Soaring majestically atop the hillside overlooking the glorious city of Prague, lies the Prague Castle (Pražský hrad) in the district of Hradčany. It’s stunning mass of spires, towers and palaces dominate Prague like a magical, fairy-tale fortress. Known as the largest ancient castle complex in the world, covering an area close to the size of seven football fields (70,000 square meters in length and 130 meters wide) this network of towers, churches, museums, halls, gardens and palaces is like a city in itself and is a must-see for anyone visiting Prague.

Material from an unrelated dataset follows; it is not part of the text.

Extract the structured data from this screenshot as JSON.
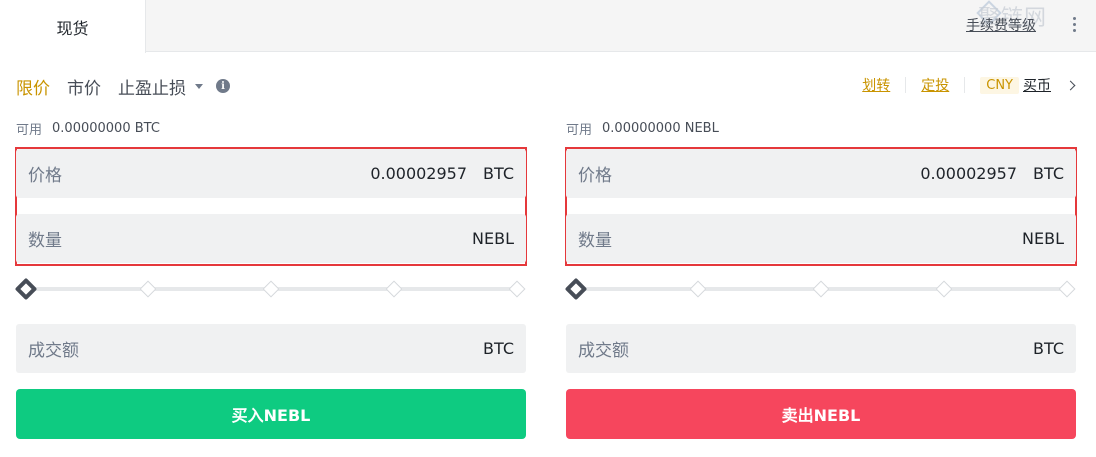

Scholars estimate that the Prague Castle was founded around 880 by Prince Bořivoj of the Premyslid Dynasty. It was also around this time that merchants from surrounding lands began trading in the area and formed a marketplace that would eventually become Old Town Square in the heart of Prague. The first building to be constructed in the Prague Castle was the church of the Virgin Mary which only has a few stones remaining today. Over the next couple of centuries, the immense complex of palaces and ecclesiastical buildings were constructed and modified in various kinds of architectural style, beginning with the 10th century St. George’s Basilica, the St. George Convent, the impressive St. Vitus Cathedral, and the glorious palaces and gardens.
Since its founding, the Prague Castle has held an important role in history as the seat of power for the kings of Bohemia, Holy Roman emperors, and presidents of Czechoslovakia. Today, it is the official residence of the President of the Czech Republic and has been opened up to the public since 1989.
You can reach the castle a number of different ways however we preferred to take the long hike up from Lesser Town on foot. Leaving Nerudova Street, we walked up the picturesque Malostranské náměstí to the top of the hill and the main entrance to the Castle. The views along the way were stunning and definitely worth the steep walk up.